Is every series a telescoping series?

Question

This question may seem silly at first. We say that a series $\sum a_n$ is a telescoping series if there exists a sequence $(b_n)$ with $a_n=b_n-b_{n+1}$ for every $n$. One can show that $\sum a_n$ converges if and only if the sequence $(b_n)$ converges. It is thus desirable to know if a series is a telescoping series, and then find a "telescoping form".

This begs the question, which is in the title, is every series a telescoping series? I have little doubt that the answer is that not every series is a telescoping series. The problem I have in finding a counterexample is that it seems hard to prove that given a sequence $(a_n)$ there is no sequence $(b_n)$ such that $a_n=b_n-b_{n+1}$ for every $n\in\mathbb{N}$.

I have another question which is related enough to the first question so I'll ask it in this post. If we have $a_n=b_n-b_{n+1}$ then we also have $a_n=c_n-c_{n+1}$ where $c_n=b_n+c$ for some $c$. Somewhat analogous to antiderivatives, given sequences $(a_n),(b_n)$ with $a_n=b_n-b_{n+1}$ then if $(c_n)$ satisfies $a_n=c_n-c_{n+1}$ then does there exist a $c$ such that $c_n=b_n+c$? If the answer is affirmative then given a telescoping series we can find all of its "telescoping forms".

Answer 1

Part 1 (ignoring convergence): If you don't care about convergence or "meaningful" series:

1. Given the sequence $(a_n)$, you can always find the terms of the telescoping series from the recursion $b_{n+1} = a_n + b_n$, for any $b_0$ that can be chosen freely.
2. Taking the difference between the recursions for $b_n$ and $c_n$, you'll find that $b_{n+1} - c_{n+1} = b_n - c_n$, i.e. the difference between the $b_n$ and $c_n$ is independent of $n$, and we denote it by $c$ in your notation.
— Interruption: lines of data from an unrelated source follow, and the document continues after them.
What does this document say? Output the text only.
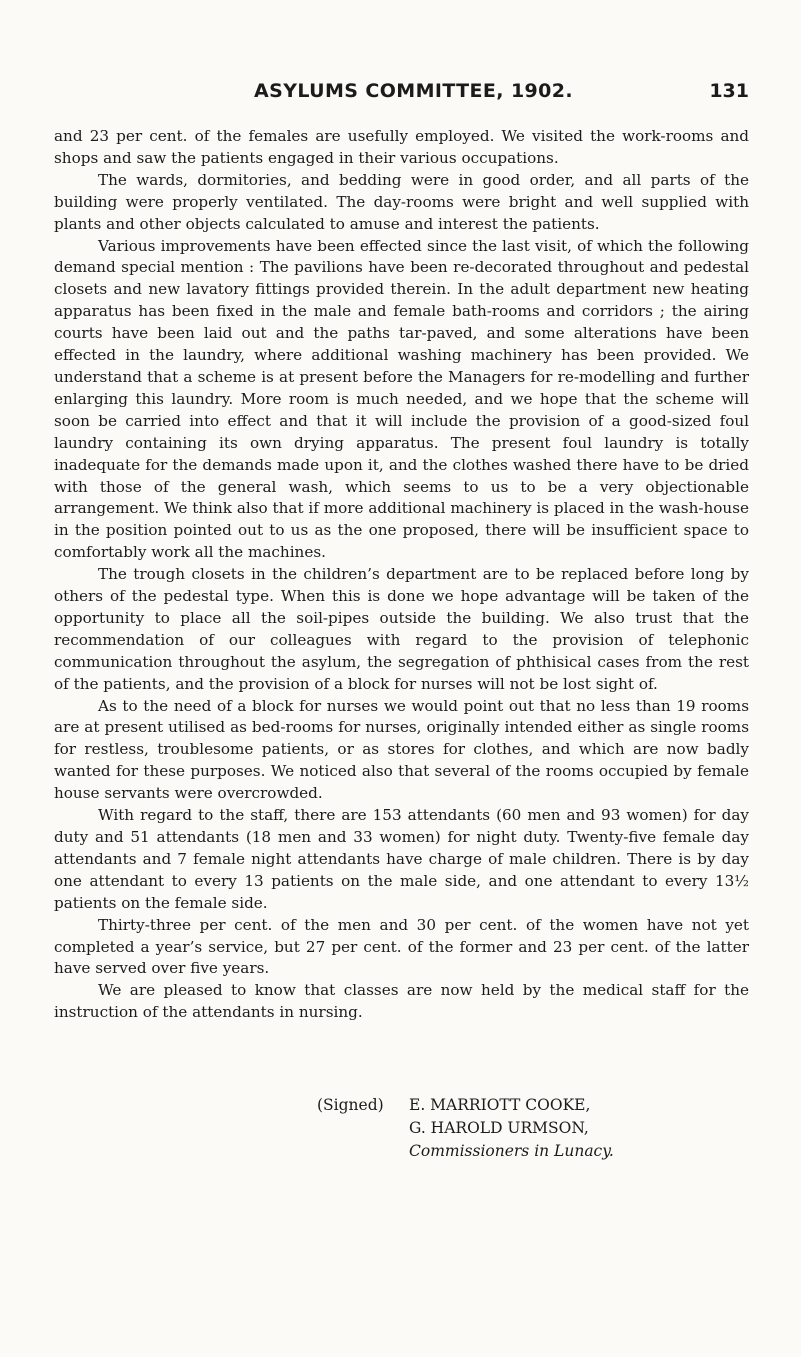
ASYLUMS COMMITTEE, 1902.	131

and 23 per cent. of the females are usefully employed. We visited the work-rooms and shops and saw the patients engaged in their various occupations.

The wards, dormitories, and bedding were in good order, and all parts of the building were properly ventilated. The day-rooms were bright and well supplied with plants and other objects calculated to amuse and interest the patients.

Various improvements have been effected since the last visit, of which the following demand special mention : The pavilions have been re-decorated throughout and pedestal closets and new lavatory fittings provided therein. In the adult department new heating apparatus has been fixed in the male and female bath-rooms and corridors ; the airing courts have been laid out and the paths tar-paved, and some alterations have been effected in the laundry, where additional washing machinery has been provided. We understand that a scheme is at present before the Managers for re-modelling and further enlarging this laundry. More room is much needed, and we hope that the scheme will soon be carried into effect and that it will include the provision of a good-sized foul laundry containing its own drying apparatus. The present foul laundry is totally inadequate for the demands made upon it, and the clothes washed there have to be dried with those of the general wash, which seems to us to be a very objectionable arrangement. We think also that if more additional machinery is placed in the wash-house in the position pointed out to us as the one proposed, there will be insufficient space to comfortably work all the machines.

The trough closets in the children’s department are to be replaced before long by others of the pedestal type. When this is done we hope advantage will be taken of the opportunity to place all the soil-pipes outside the building. We also trust that the recommendation of our colleagues with regard to the provision of telephonic communication throughout the asylum, the segregation of phthisical cases from the rest of the patients, and the provision of a block for nurses will not be lost sight of.

As to the need of a block for nurses we would point out that no less than 19 rooms are at present utilised as bed-rooms for nurses, originally intended either as single rooms for restless, troublesome patients, or as stores for clothes, and which are now badly wanted for these purposes. We noticed also that several of the rooms occupied by female house servants were overcrowded.

With regard to the staff, there are 153 attendants (60 men and 93 women) for day duty and 51 attendants (18 men and 33 women) for night duty. Twenty-five female day attendants and 7 female night attendants have charge of male children. There is by day one attendant to every 13 patients on the male side, and one attendant to every 13½ patients on the female side.

Thirty-three per cent. of the men and 30 per cent. of the women have not yet completed a year’s service, but 27 per cent. of the former and 23 per cent. of the latter have served over five years.

We are pleased to know that classes are now held by the medical staff for the instruction of the attendants in nursing.

(Signed) E. MARRIOTT COOKE,
G. HAROLD URMSON,
Commissioners in Lunacy.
Note that $c = b_0 - c_0$, i.e. it is specified by the initial conditions.

Part 2 (convergent series): Does it still work if we require the appearing series to be convergent? The answer is yes, and the telescopic sum is unique.
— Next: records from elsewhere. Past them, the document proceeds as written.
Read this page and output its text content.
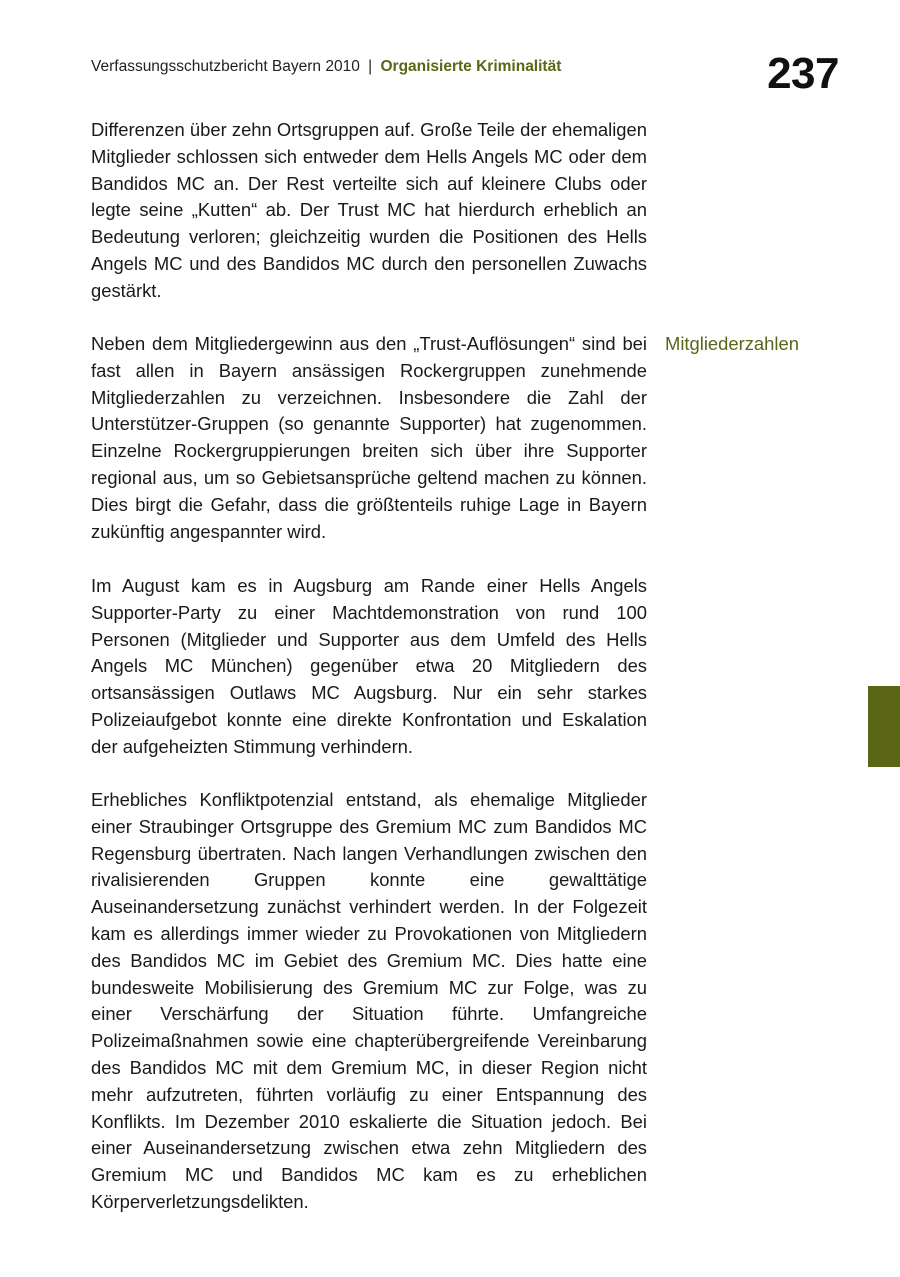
Verfassungsschutzbericht Bayern 2010 | Organisierte Kriminalität	237

Differenzen über zehn Ortsgruppen auf. Große Teile der ehemaligen Mitglieder schlossen sich entweder dem Hells Angels MC oder dem Bandidos MC an. Der Rest verteilte sich auf kleinere Clubs oder legte seine „Kutten“ ab. Der Trust MC hat hierdurch erheblich an Bedeutung verloren; gleichzeitig wurden die Positionen des Hells Angels MC und des Bandidos MC durch den personellen Zuwachs gestärkt.

Neben dem Mitgliedergewinn aus den „Trust-Auflösungen“ sind bei fast allen in Bayern ansässigen Rockergruppen zunehmende Mitgliederzahlen zu verzeichnen. Insbesondere die Zahl der Unterstützer-Gruppen (so genannte Supporter) hat zugenommen. Einzelne Rockergruppierungen breiten sich über ihre Supporter regional aus, um so Gebietsansprüche geltend machen zu können. Dies birgt die Gefahr, dass die größtenteils ruhige Lage in Bayern zukünftig angespannter wird.

Im August kam es in Augsburg am Rande einer Hells Angels Supporter-Party zu einer Machtdemonstration von rund 100 Personen (Mitglieder und Supporter aus dem Umfeld des Hells Angels MC München) gegenüber etwa 20 Mitgliedern des ortsansässigen Outlaws MC Augsburg. Nur ein sehr starkes Polizeiaufgebot konnte eine direkte Konfrontation und Eskalation der aufgeheizten Stimmung verhindern.

Erhebliches Konfliktpotenzial entstand, als ehemalige Mitglieder einer Straubinger Ortsgruppe des Gremium MC zum Bandidos MC Regensburg übertraten. Nach langen Verhandlungen zwischen den rivalisierenden Gruppen konnte eine gewalttätige Auseinandersetzung zunächst verhindert werden. In der Folgezeit kam es allerdings immer wieder zu Provokationen von Mitgliedern des Bandidos MC im Gebiet des Gremium MC. Dies hatte eine bundesweite Mobilisierung des Gremium MC zur Folge, was zu einer Verschärfung der Situation führte. Umfangreiche Polizeimaßnahmen sowie eine chapterübergreifende Vereinbarung des Bandidos MC mit dem Gremium MC, in dieser Region nicht mehr aufzutreten, führten vorläufig zu einer Entspannung des Konflikts. Im Dezember 2010 eskalierte die Situation jedoch. Bei einer Auseinandersetzung zwischen etwa zehn Mitgliedern des Gremium MC und Bandidos MC kam es zu erheblichen Körperverletzungsdelikten.

Mitgliederzahlen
Assume that $\sum a_n$ is convergent, and require $\lim_{n\to\infty} b_n= 0$, so that the telesopic series may be convergent as well (necessary condition).

Define $b_n = a_0 + a_1 +\dots + a_{n-1} - \sum_{j=0}^\infty a_j$ and $b_0 =-\sum_{j=0}^\infty a_j$. This will have the property that $$\sum_{n=0}^\infty a_n = \sum_{n=0}^\infty (b_{n+1} - b_n),$$ and $\lim_{n\to\infty} b_n = 0$, to ensure your telescopic series is convergent as well. Hence, for every convergent series, there exists a corresponding telescoping series that converges.

Uniqueness follows from Part 1.2: If there were a different telescopic series with terms $(c_n)$, there would be a nonzero $c$ such that $b_n - c_n = c$. However, then $c_n\to c\neq 0$, which violates our assumption.